Production of para-aminobenzoate by genetically engineered Corynebacterium glutamicum and non-biological formation of an N-glucosyl byproduct

Abstract

para-Aminobenzoate (PABA), a valuable chemical raw material, can be synthesized by most microorganisms. This aromatic compound is currently manufactured from petroleum-derived materials by chemical synthesis. To produce PABA from renewable resources, its production by fermentation was investigated. The evaluation of the sensitivity to PABA toxicity revealed that Corynebacterium glutamicum had better tolerance to PABA than several other microorganisms. To produce PABA from glucose, genetically engineered C. glutamicum was constructed by introducing both pabAB and pabC. The generated strain produced 20mM of PABA in a test-tube scale culture; however, during the investigation, an unidentified major byproduct was detected in the culture supernatant. Unexpectedly, the byproduct was also detected after the incubation of PABA with glucose in a buffer solution without bacterial cells. To elucidate the mechanism underlying the formation of this byproduct, PABA analogues and several kinds of sugars were mixed and analyzed. New chemical compounds were detected when incubating aniline with glucose as well as PABA with reducing sugars (mannose, xylose, or arabinose), indicating that an amino group of PABA reacted non-enzymatically with an aldehyde group of glucose. The molecular mass of the byproduct determined by LC-MS suggested that the molecule was generated from PABA and glucose with releasing a water molecule, generally known as a glycation product.
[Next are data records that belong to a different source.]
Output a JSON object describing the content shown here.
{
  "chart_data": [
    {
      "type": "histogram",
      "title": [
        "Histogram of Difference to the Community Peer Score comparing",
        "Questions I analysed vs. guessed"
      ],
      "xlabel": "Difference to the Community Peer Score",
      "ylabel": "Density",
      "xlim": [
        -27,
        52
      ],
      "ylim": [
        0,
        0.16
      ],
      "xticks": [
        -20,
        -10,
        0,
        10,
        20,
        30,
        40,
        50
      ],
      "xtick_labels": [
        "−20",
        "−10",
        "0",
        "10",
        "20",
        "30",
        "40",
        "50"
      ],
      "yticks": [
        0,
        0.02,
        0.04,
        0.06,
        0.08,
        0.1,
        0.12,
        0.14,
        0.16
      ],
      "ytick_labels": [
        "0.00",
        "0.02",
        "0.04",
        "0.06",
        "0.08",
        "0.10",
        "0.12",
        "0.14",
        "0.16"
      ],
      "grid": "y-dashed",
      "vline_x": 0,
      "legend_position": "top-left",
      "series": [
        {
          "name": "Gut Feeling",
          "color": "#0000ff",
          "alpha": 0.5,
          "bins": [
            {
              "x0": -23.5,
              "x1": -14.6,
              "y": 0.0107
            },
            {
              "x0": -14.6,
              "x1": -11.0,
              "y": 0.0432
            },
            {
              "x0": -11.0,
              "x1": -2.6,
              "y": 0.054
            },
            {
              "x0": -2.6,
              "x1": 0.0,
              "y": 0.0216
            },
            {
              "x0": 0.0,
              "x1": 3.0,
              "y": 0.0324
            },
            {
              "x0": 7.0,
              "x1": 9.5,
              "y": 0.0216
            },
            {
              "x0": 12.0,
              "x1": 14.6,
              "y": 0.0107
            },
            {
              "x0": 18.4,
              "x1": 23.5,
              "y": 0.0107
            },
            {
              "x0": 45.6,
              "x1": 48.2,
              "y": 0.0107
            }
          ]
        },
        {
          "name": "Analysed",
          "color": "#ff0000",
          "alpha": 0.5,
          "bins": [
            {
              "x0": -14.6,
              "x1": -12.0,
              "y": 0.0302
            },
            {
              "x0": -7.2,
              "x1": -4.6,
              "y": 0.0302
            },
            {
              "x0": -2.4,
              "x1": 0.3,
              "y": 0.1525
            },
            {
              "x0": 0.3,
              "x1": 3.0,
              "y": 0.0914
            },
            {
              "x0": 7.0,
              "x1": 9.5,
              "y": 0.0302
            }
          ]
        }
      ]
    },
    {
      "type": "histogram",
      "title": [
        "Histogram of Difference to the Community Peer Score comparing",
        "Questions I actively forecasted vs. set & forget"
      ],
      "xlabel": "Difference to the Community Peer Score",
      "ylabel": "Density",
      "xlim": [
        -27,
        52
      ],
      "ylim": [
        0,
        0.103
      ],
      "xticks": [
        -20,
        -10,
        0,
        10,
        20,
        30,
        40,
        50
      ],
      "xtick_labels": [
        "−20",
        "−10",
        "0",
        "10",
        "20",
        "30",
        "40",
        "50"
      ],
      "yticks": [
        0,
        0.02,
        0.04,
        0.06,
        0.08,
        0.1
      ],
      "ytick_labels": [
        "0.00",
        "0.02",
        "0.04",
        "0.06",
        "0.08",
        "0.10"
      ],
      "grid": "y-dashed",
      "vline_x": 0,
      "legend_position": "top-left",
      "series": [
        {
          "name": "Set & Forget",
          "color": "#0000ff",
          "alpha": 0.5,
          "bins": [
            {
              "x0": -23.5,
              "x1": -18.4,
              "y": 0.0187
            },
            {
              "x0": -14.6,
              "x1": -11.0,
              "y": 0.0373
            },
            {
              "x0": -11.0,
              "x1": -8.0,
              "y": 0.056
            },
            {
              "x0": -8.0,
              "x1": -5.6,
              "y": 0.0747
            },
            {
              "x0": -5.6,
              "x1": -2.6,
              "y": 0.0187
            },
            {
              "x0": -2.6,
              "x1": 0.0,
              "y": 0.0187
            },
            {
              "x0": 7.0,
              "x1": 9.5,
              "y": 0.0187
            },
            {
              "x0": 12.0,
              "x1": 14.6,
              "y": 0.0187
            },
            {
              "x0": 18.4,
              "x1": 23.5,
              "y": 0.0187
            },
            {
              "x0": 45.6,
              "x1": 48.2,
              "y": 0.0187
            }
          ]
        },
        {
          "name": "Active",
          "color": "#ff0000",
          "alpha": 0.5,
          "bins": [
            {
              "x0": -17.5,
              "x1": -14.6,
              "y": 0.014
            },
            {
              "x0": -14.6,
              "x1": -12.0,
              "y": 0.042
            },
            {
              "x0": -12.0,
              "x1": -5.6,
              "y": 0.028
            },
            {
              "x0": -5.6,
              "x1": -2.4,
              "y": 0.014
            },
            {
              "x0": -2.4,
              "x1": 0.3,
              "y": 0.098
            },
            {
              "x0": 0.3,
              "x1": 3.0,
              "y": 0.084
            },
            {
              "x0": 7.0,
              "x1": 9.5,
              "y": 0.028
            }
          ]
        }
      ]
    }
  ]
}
Because the glycation reaction was reversible, the byproduct was easily converted to PABA by acid treatment (around pH 2-3) with HCl. Then, pab genes were screened to improve PABA production. The highest PABA concentration was achieved by a strain expressing the pabAB of Corynebacterium callunae and a strain expressing the pabC of Xenorhabdus bovienii, respectively. A plasmid harboring both the pabAB of C. callunae and the pabC of X. bovienii, the best gene combination, was introduced into a strain overexpressing the genes of the shikimate pathway. The resultant strain produced 45mM of PABA in a test-tube scale culture. Under a fermenter-controlled condition, the strain produced up to 314mM (43g/L) of PABA at 48h, with a 20% yield. To our knowledge, this is the highest concentration of PABA produced by a genetically modified microorganism ever reported.